Bu soyut bedeni oluşturan ana madde ise genetik bilimi ve nanoteknolojik tıp buluşlarıdır. İronik olarak tanımı henüz açıkça yapılamamış bu yeni beden kendine sanal bir mekân yaratmıştır. Bu sanal mekânda teşhir bir sosyalleşme unsurudur. Sanal mekânın gerçek insan bedenine verdiği uyartılar ise görsel ve bazen işitseldir. Gerçek bedenin algısı açıkça sınırlanmıştır. Bugün kent düzenlemeleri de bu iki duyuya hitap edecek şekilde planlanır çünkü kent mekânı “bireyi bir yerden başka bir yere geçirmekle” yükümlüdür ve geçişkenliğin kolay olması için uyartının azalması gerekir. (Ne de olsa araba kullanırken kimse dikkatinin dağılmasını istemez.)

Bu iki ana değişim (iç-dış algısının bozulması ve kentte kurgulanan sanal mekânın – ki burada “planlanan bir mekânın sanal olmaması mümkün müdür?” sorusu akla geliyor – gerçek insan bedenine yetersiz uyartı vermesi) sonucu planlanan kent beden algısı aynı derecede hızlı değişmeyen bireylerde çok doğal bir korku yaratacaktır, çünkü bu birey kentin kendisi dışında bir yaratık için inşa edildiği hissine kapılacaktır. (Bu yaratık, normal bir insanın on katı hacme sahip araba olabilir mi acaba? Başka bir yazı konusu olarak meydanların kavşaklaşmasından da bahsedilebilir.)

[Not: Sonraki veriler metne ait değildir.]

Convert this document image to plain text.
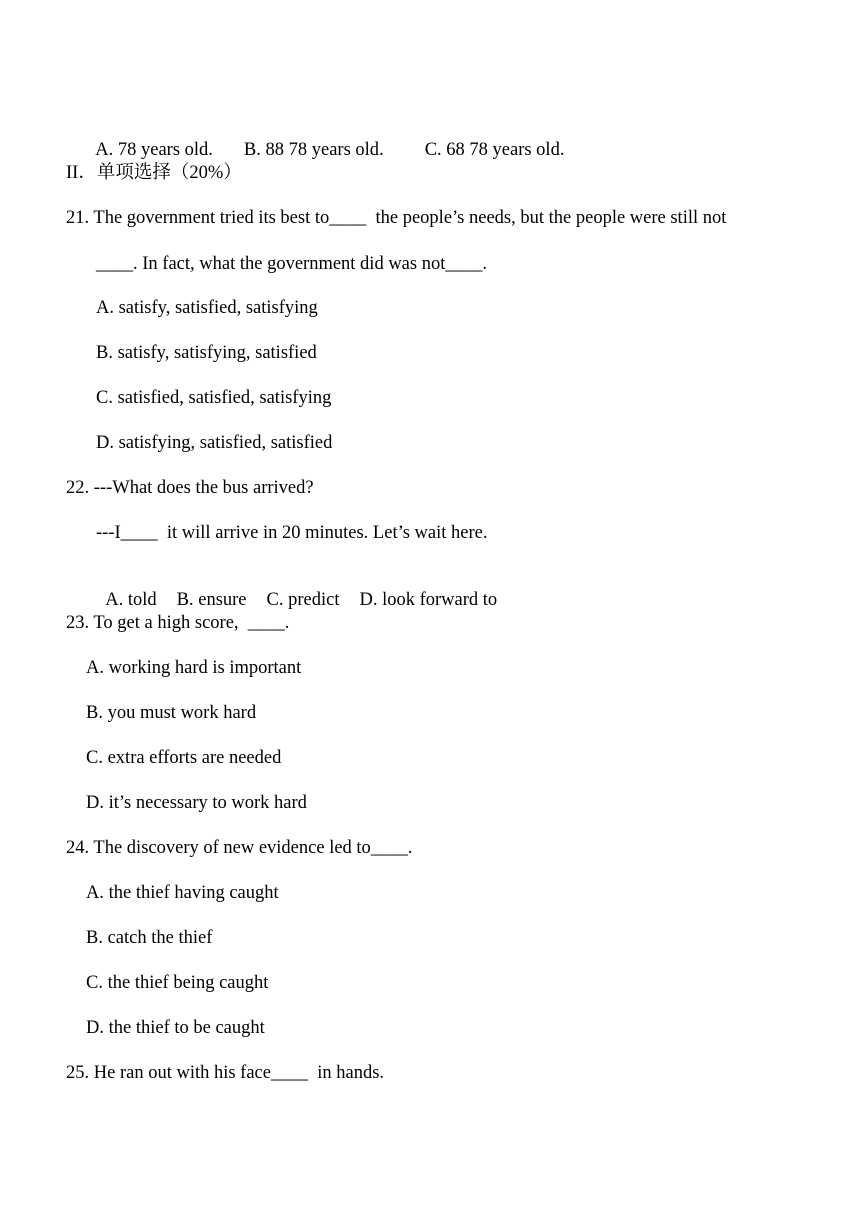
A. 78 years old. B. 88 78 years old. C. 68 78 years old.

II．单项选择（20%）
21. The government tried its best to____  the people’s needs, but the people were still not
____. In fact, what the government did was not____.
A. satisfy, satisfied, satisfying
B. satisfy, satisfying, satisfied
C. satisfied, satisfied, satisfying
D. satisfying, satisfied, satisfied
22. ---What does the bus arrived?
---I____  it will arrive in 20 minutes. Let’s wait here.

A. told B. ensure C. predict D. look forward to

23. To get a high score,  ____.
A. working hard is important
B. you must work hard
C. extra efforts are needed
D. it’s necessary to work hard
24. The discovery of new evidence led to____.
A. the thief having caught
B. catch the thief
C. the thief being caught
D. the thief to be caught
25. He ran out with his face____  in hands.
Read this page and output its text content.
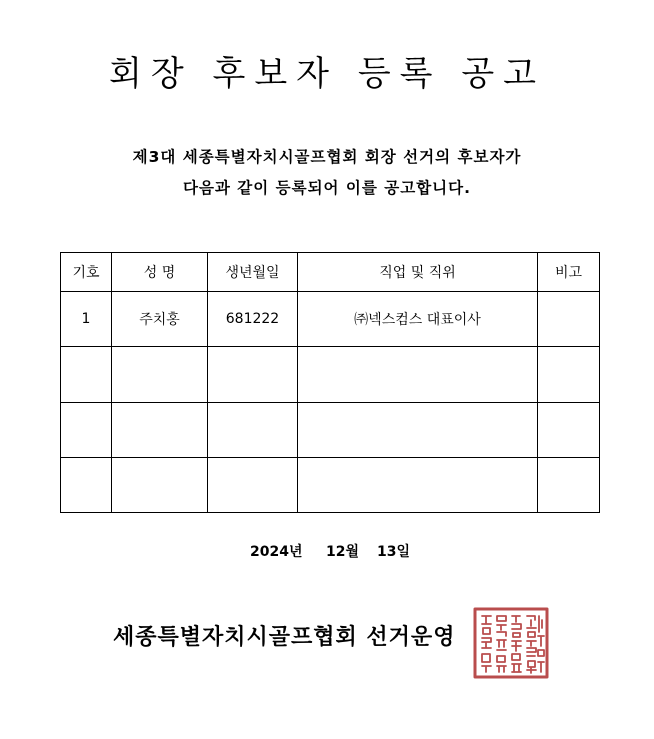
회장 후보자 등록 공고
제3대 세종특별자치시골프협회 회장 선거의 후보자가
다음과 같이 등록되어 이를 공고합니다.
기호	성 명	생년월일	직업 및 직위	비고
1	주치홍	681222	㈜넥스컴스 대표이사	

2024년 12월 13일
세종특별자치시골프협회 선거운영
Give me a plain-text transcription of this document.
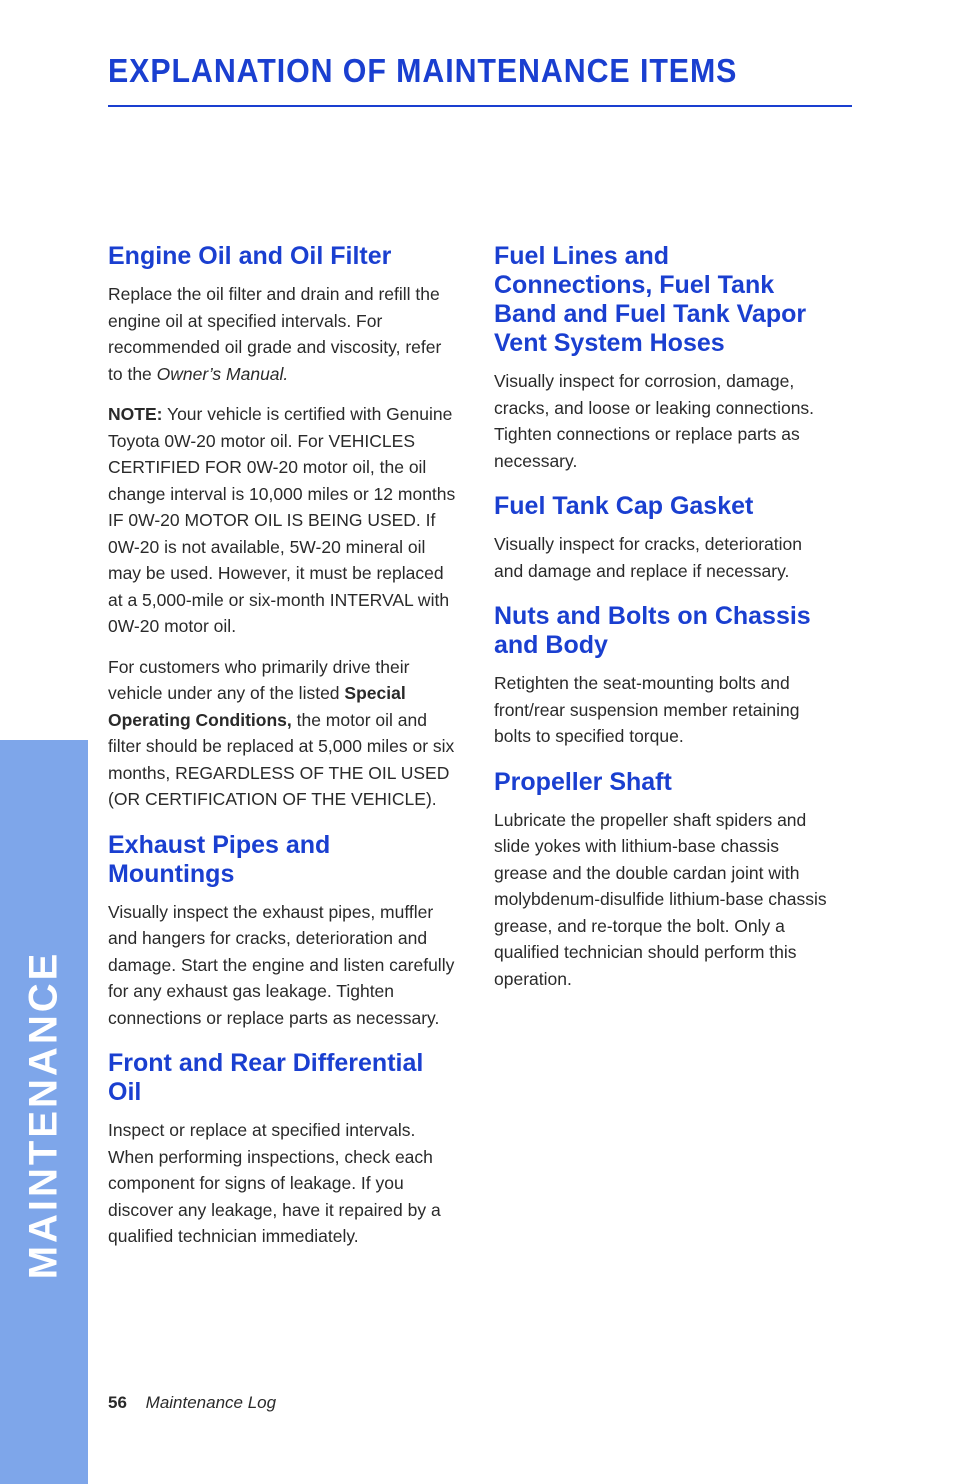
EXPLANATION OF MAINTENANCE ITEMS
MAINTENANCE
Engine Oil and Oil Filter

Replace the oil filter and drain and refill the engine oil at specified intervals. For recommended oil grade and viscosity, refer to the Owner’s Manual.

NOTE: Your vehicle is certified with Genuine Toyota 0W-20 motor oil. For VEHICLES CERTIFIED FOR 0W-20 motor oil, the oil change interval is 10,000 miles or 12 months IF 0W-20 MOTOR OIL IS BEING USED. If 0W-20 is not available, 5W-20 mineral oil may be used. However, it must be replaced at a 5,000-mile or six-month INTERVAL with 0W-20 motor oil.

For customers who primarily drive their vehicle under any of the listed Special Operating Conditions, the motor oil and filter should be replaced at 5,000 miles or six months, REGARDLESS OF THE OIL USED (OR CERTIFICATION OF THE VEHICLE).

Exhaust Pipes and Mountings

Visually inspect the exhaust pipes, muffler and hangers for cracks, deterioration and damage. Start the engine and listen carefully for any exhaust gas leakage. Tighten connections or replace parts as necessary.

Front and Rear Differential Oil

Inspect or replace at specified intervals. When performing inspections, check each component for signs of leakage. If you discover any leakage, have it repaired by a qualified technician immediately.

Fuel Lines and Connections, Fuel Tank Band and Fuel Tank Vapor Vent System Hoses

Visually inspect for corrosion, damage, cracks, and loose or leaking connections. Tighten connections or replace parts as necessary.

Fuel Tank Cap Gasket

Visually inspect for cracks, deterioration and damage and replace if necessary.

Nuts and Bolts on Chassis and Body

Retighten the seat-mounting bolts and front/rear suspension member retaining bolts to specified torque.

Propeller Shaft

Lubricate the propeller shaft spiders and slide yokes with lithium-base chassis grease and the double cardan joint with molybdenum-disulfide lithium-base chassis grease, and re-torque the bolt. Only a qualified technician should perform this operation.

56 Maintenance Log
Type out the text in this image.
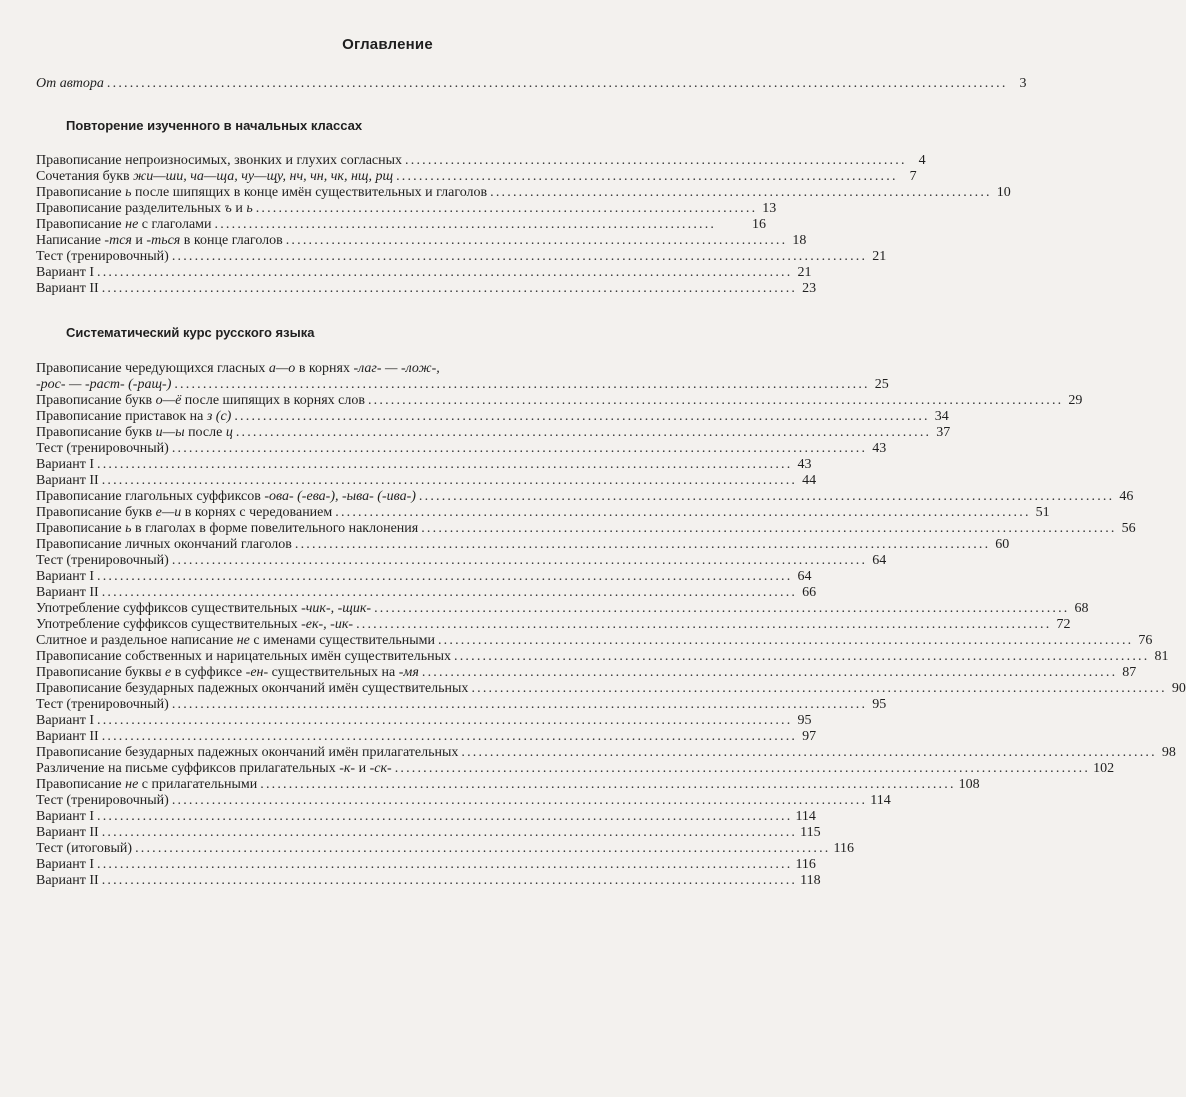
Оглавление
От автора .............................................................................................................................................................. 3
Повторение изученного в начальных классах
Правописание непроизносимых, звонких и глухих согласных ........................................................................................ 4
Сочетания букв жи—ши, ча—ща, чу—щу, нч, чн, чк, нщ, рщ ........................................................................................ 7
Правописание ь после шипящих в конце имён существительных и глаголов ........................................................................................ 10
Правописание разделительных ъ и ь ........................................................................................ 13
Правописание не с глаголами ........................................................................................	16
Написание -тся и -ться в конце глаголов ........................................................................................ 18
Тест (тренировочный) .......................................................................................................................... 21
Вариант I .......................................................................................................................... 21
Вариант II .......................................................................................................................... 23
Систематический курс русского языка
Правописание чередующихся гласных а—о в корнях -лаг- — -лож-,
-рос- — -раст- (-ращ-) .......................................................................................................................... 25
Правописание букв о—ё после шипящих в корнях слов .......................................................................................................................... 29
Правописание приставок на з (с) .......................................................................................................................... 34
Правописание букв и—ы после ц .......................................................................................................................... 37
Тест (тренировочный) .......................................................................................................................... 43
Вариант I .......................................................................................................................... 43
Вариант II .......................................................................................................................... 44
Правописание глагольных суффиксов -ова- (-ева-), -ыва- (-ива-) .......................................................................................................................... 46
Правописание букв е—и в корнях с чередованием .......................................................................................................................... 51
Правописание ь в глаголах в форме повелительного наклонения .......................................................................................................................... 56
Правописание личных окончаний глаголов .......................................................................................................................... 60
Тест (тренировочный) .......................................................................................................................... 64
Вариант I .......................................................................................................................... 64
Вариант II .......................................................................................................................... 66
Употребление суффиксов существительных -чик-, -щик- .......................................................................................................................... 68
Употребление суффиксов существительных -ек-, -ик- .......................................................................................................................... 72
Слитное и раздельное написание не с именами существительными .......................................................................................................................... 76
Правописание собственных и нарицательных имён существительных .......................................................................................................................... 81
Правописание буквы е в суффиксе -ен- существительных на -мя .......................................................................................................................... 87
Правописание безударных падежных окончаний имён существительных .......................................................................................................................... 90
Тест (тренировочный) .......................................................................................................................... 95
Вариант I .......................................................................................................................... 95
Вариант II .......................................................................................................................... 97
Правописание безударных падежных окончаний имён прилагательных .......................................................................................................................... 98
Различение на письме суффиксов прилагательных -к- и -ск- .......................................................................................................................... 102
Правописание не с прилагательными .......................................................................................................................... 108
Тест (тренировочный) .......................................................................................................................... 114
Вариант I .......................................................................................................................... 114
Вариант II .......................................................................................................................... 115
Тест (итоговый) .......................................................................................................................... 116
Вариант I .......................................................................................................................... 116
Вариант II .......................................................................................................................... 118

Kentin Çok Kısa Tarihi ve Agorafobik Unsurların Kente Yerleşme Süreci



Bu bölümde kent kavramının tarih boyunca gelişimini fazlaca kısa bir şekilde inceleyeceğim, bu değişimi gözlemlemek günümüz kentini ve onun yanlışlığını anlamak için önemli. Burada çıkarılan kısa tarihçenin öznel olduğunu belirtilmeli, yani bu tarihçe konumuz olan “Agorafobi ve Kent İlişkisi”ni en açık inceleyebileceğimiz bilgilerin kronolojik bir dökümüdür yalnızca.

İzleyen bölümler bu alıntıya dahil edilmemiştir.